Rubriche

Ci penso io

Alberto Caprotti giovedì 13 agosto 2020
In inglese bastano cinque lettere in tutto: si scrive "I care". La traduzione letterale richiede invece un giro di parole: dal "me ne faccio carico" a "mi preoccupo", a "ci penso io". Manca, nella versione italiana, il senso della partecipazione, che è la vera ragione del valore morale e politico di questa espressione. "I care" era lo slogan scritto nell'ufficio del reverendo King, pastore della piccola chiesa di Atlanta da cui è partito il movimento per i diritti civili. Da noi "I care" richiama invece la voce nobile di don Milani, della sua scuola, del suo rapporto con i più giovani e i più poveri.
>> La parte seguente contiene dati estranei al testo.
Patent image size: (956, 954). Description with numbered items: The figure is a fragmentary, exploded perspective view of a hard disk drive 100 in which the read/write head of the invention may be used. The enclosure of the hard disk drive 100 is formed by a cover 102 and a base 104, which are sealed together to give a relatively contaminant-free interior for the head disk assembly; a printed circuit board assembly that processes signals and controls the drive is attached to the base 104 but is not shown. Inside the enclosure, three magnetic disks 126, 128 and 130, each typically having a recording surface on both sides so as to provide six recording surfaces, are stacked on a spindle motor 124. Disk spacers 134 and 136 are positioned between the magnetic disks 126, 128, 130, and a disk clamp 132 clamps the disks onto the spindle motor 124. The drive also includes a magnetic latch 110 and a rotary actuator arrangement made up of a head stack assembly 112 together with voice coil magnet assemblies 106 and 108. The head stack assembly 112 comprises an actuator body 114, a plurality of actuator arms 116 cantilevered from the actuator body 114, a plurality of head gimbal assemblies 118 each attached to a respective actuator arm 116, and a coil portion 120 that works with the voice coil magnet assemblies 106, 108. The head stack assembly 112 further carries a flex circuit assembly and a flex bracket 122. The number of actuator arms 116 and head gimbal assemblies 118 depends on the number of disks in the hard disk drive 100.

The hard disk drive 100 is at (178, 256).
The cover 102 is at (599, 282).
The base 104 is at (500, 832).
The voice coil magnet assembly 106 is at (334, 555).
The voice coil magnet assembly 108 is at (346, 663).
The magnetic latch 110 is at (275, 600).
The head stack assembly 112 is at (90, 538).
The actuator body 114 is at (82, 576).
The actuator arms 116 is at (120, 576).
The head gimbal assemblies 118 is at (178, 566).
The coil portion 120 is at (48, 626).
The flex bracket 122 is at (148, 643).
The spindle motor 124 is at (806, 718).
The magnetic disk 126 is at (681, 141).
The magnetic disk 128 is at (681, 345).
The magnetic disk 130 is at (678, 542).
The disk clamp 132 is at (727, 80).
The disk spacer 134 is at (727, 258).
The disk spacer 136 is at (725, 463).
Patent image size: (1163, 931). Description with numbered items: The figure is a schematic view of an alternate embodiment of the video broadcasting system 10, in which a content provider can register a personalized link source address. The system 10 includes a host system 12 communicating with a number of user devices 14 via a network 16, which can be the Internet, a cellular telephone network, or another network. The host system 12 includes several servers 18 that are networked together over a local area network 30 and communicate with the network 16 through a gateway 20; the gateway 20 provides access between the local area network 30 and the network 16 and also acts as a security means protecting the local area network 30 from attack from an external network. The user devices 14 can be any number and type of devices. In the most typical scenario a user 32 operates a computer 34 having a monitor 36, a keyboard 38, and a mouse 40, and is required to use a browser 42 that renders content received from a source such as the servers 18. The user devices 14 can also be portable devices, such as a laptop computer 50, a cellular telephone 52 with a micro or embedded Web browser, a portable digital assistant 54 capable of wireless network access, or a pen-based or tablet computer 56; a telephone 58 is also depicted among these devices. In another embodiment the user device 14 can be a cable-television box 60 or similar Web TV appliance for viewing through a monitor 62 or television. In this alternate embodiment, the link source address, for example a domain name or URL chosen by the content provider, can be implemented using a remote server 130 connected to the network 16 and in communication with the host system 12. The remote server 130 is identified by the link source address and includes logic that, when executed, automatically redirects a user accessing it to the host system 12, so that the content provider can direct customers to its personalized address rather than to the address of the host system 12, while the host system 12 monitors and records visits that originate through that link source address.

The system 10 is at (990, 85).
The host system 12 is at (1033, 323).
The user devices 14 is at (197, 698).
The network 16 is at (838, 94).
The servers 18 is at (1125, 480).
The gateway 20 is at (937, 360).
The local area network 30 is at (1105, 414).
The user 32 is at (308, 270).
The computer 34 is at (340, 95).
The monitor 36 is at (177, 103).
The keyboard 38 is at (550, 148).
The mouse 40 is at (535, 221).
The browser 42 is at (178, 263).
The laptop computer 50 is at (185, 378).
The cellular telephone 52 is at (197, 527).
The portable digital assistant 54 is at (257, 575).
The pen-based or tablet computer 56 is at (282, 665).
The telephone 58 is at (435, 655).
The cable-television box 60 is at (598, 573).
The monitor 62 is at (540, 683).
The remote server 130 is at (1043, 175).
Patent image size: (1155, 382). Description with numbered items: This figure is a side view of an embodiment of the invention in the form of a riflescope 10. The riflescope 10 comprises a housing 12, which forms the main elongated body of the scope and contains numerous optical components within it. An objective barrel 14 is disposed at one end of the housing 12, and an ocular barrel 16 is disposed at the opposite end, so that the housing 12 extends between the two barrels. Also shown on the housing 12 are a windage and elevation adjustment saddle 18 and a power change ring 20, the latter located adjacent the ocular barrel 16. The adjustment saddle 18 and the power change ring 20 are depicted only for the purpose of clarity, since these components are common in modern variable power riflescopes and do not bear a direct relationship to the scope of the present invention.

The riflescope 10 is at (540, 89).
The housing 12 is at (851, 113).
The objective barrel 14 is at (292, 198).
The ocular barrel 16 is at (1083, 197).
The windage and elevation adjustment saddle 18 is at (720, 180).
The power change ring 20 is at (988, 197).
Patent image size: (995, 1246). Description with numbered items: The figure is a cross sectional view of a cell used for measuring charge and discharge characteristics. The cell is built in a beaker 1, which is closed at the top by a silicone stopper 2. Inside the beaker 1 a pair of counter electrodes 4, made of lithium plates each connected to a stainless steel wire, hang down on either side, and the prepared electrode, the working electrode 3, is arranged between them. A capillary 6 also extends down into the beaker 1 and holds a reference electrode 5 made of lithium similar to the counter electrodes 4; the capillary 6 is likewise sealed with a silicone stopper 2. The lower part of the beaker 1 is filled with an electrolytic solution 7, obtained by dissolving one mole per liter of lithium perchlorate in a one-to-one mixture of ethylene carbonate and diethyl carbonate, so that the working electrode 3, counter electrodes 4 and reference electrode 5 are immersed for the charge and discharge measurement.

È sempre stata una bandiera di minoranza, ma anche di differenza. Perché indica un territorio che è al di fuori dello scambio e della convenienza. A questo penso leggendo che oltre 150 volontari della Comunità di Sant'Egidio passeranno a turno una "vacanza alternativa" aiutando i profughi a Lesbo. Oppure che 48 "volontari della spesa" stanno occupando le loro ferie d'agosto per lavorare agli Empori della Caritas Ambrosiana. Esattamente il contrario di quelli come me che a forza di preoccuparsi senza occuparsi hanno perso mille buone occasioni, tranne una: quella di provare tanta ammirazione e un pizzico di sana invidia per la loro forza coraggiosa.